Heather Rabbatts is "questioning" whether she can still help bring about reforms to the Football Association after the latest proposals were blocked.
FA chairman Greg Dyke, who will leave his role after this summer's European Championship, had submitted proposals aimed at reforming the FA council by making it more representative and diverse.
Dyke was pushing for an end to the traditional 'blazers' who dominate the council, with more women, more fans' representation, more people from ethnic minorities and possibly term limits to reduce the average age.
But the proposals were never even put to the vote due to opposition from representatives of the national game which Rabbatts - the only woman and ethnic minority representative on the FA board - said would have watered them down to the extent it was not worth voting on them.
She told the Guardian: "It's very disappointing, it's very frustrating and it leads you to question what you can do to shift it.
"With regards to inclusion and diversity, you can make things happen because you can bring other people with you. When you feel you can't make that progress elsewhere, it's very difficult.

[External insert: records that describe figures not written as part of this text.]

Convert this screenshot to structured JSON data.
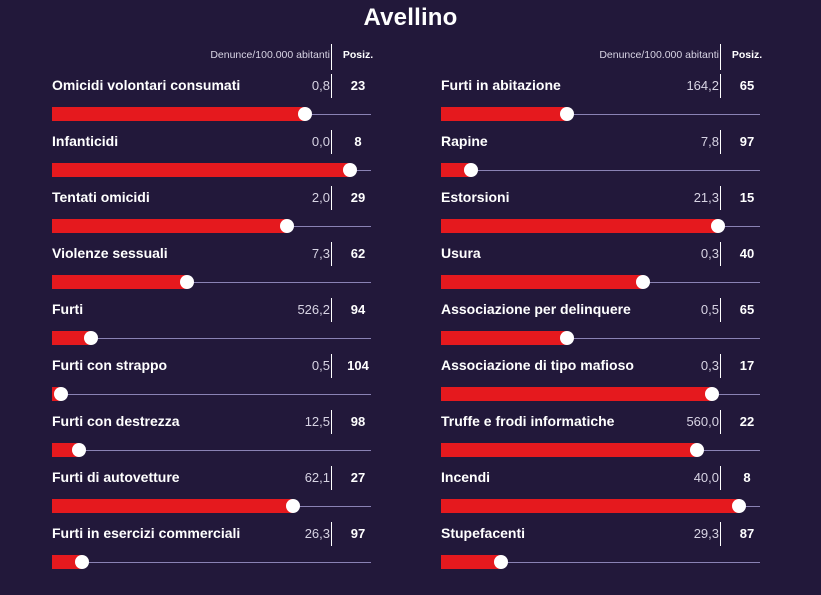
{
  "title": "Avellino",
  "header": {
    "metric_label": "Denunce/100.000 abitanti",
    "position_label": "Posiz."
  },
  "colors": {
    "background": "#22183a",
    "bar": "#e5191e",
    "track": "#8a82b4",
    "knob": "#ffffff"
  },
  "chart_data": {
    "type": "bar",
    "title": "Avellino",
    "value_label": "Denunce/100.000 abitanti",
    "rank_label": "Posiz.",
    "rank_max": 106,
    "columns": [
      [
        {
          "label": "Omicidi volontari consumati",
          "value": "0,8",
          "rank": 23
        },
        {
          "label": "Infanticidi",
          "value": "0,0",
          "rank": 8
        },
        {
          "label": "Tentati omicidi",
          "value": "2,0",
          "rank": 29
        },
        {
          "label": "Violenze sessuali",
          "value": "7,3",
          "rank": 62
        },
        {
          "label": "Furti",
          "value": "526,2",
          "rank": 94
        },
        {
          "label": "Furti con strappo",
          "value": "0,5",
          "rank": 104
        },
        {
          "label": "Furti con destrezza",
          "value": "12,5",
          "rank": 98
        },
        {
          "label": "Furti di autovetture",
          "value": "62,1",
          "rank": 27
        },
        {
          "label": "Furti in esercizi commerciali",
          "value": "26,3",
          "rank": 97
        }
      ],
      [
        {
          "label": "Furti in abitazione",
          "value": "164,2",
          "rank": 65
        },
        {
          "label": "Rapine",
          "value": "7,8",
          "rank": 97
        },
        {
          "label": "Estorsioni",
          "value": "21,3",
          "rank": 15
        },
        {
          "label": "Usura",
          "value": "0,3",
          "rank": 40
        },
        {
          "label": "Associazione per delinquere",
          "value": "0,5",
          "rank": 65
        },
        {
          "label": "Associazione di tipo mafioso",
          "value": "0,3",
          "rank": 17
        },
        {
          "label": "Truffe e frodi informatiche",
          "value": "560,0",
          "rank": 22
        },
        {
          "label": "Incendi",
          "value": "40,0",
          "rank": 8
        },
        {
          "label": "Stupefacenti",
          "value": "29,3",
          "rank": 87
        }
      ]
    ]
  }
}
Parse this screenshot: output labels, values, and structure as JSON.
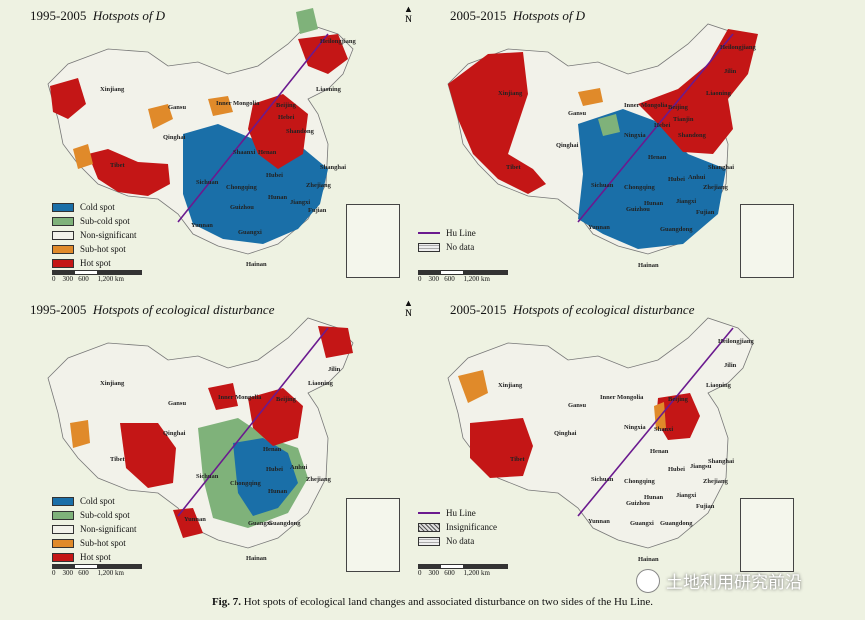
{
  "panels": [
    {
      "title_period": "1995-2005",
      "title_text": "Hotspots of D"
    },
    {
      "title_period": "2005-2015",
      "title_text": "Hotspots of D"
    },
    {
      "title_period": "1995-2005",
      "title_text": "Hotspots of ecological disturbance"
    },
    {
      "title_period": "2005-2015",
      "title_text": "Hotspots of ecological disturbance"
    }
  ],
  "north_label": "N",
  "legend_spots": [
    "Cold spot",
    "Sub-cold spot",
    "Non-significant",
    "Sub-hot spot",
    "Hot spot"
  ],
  "legend_colors": {
    "cold": "#1a6fa8",
    "subcold": "#7fb27a",
    "nonsig": "#f2f2ea",
    "subhot": "#e08a2a",
    "hot": "#c41616"
  },
  "legend_line": {
    "hu_line": "Hu Line",
    "no_data": "No data",
    "insignificance": "Insignificance"
  },
  "scale": {
    "ticks": [
      "0",
      "300",
      "600",
      "1,200 km"
    ]
  },
  "provinces": {
    "xinjiang": "Xinjiang",
    "tibet": "Tibet",
    "qinghai": "Qinghai",
    "gansu": "Gansu",
    "inner_mongolia": "Inner Mongolia",
    "heilongjiang": "Heilongjiang",
    "jilin": "Jilin",
    "liaoning": "Liaoning",
    "beijing": "Beijing",
    "tianjin": "Tianjin",
    "hebei": "Hebei",
    "shandong": "Shandong",
    "shanxi": "Shanxi",
    "shaanxi": "Shaanxi",
    "ningxia": "Ningxia",
    "henan": "Henan",
    "hubei": "Hubei",
    "anhui": "Anhui",
    "jiangsu": "Jiangsu",
    "shanghai": "Shanghai",
    "zhejiang": "Zhejiang",
    "sichuan": "Sichuan",
    "chongqing": "Chongqing",
    "hunan": "Hunan",
    "jiangxi": "Jiangxi",
    "fujian": "Fujian",
    "guizhou": "Guizhou",
    "yunnan": "Yunnan",
    "guangxi": "Guangxi",
    "guangdong": "Guangdong",
    "hainan": "Hainan"
  },
  "caption": {
    "label": "Fig. 7.",
    "text": "Hot spots of ecological land changes and associated disturbance on two sides of the Hu Line."
  },
  "watermark": "土地利用研究前沿"
}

"The path of governance reform is littered with people who have tried and failed."
The FA board is made up of four representatives apiece from the professional and national game plus chairman Dyke, chief executive Martin Glenn and non-executive directors Rabbatts and Roger Devlin.
Rabbatts continued: "The problem with the structure is that it builds in an accountability to either the national game or the professional game and not to the whole.
"How do we actually construct something that furthers the game as a whole? It is that structural defect that is fundamental.
"Look at UEFA, look at FIFA, look at athletics, look at cycling. Everybody is looking at how they improve their governance. If you have people sat around those tables for 15, 20, 25 years, you are building in a problem. That has to change."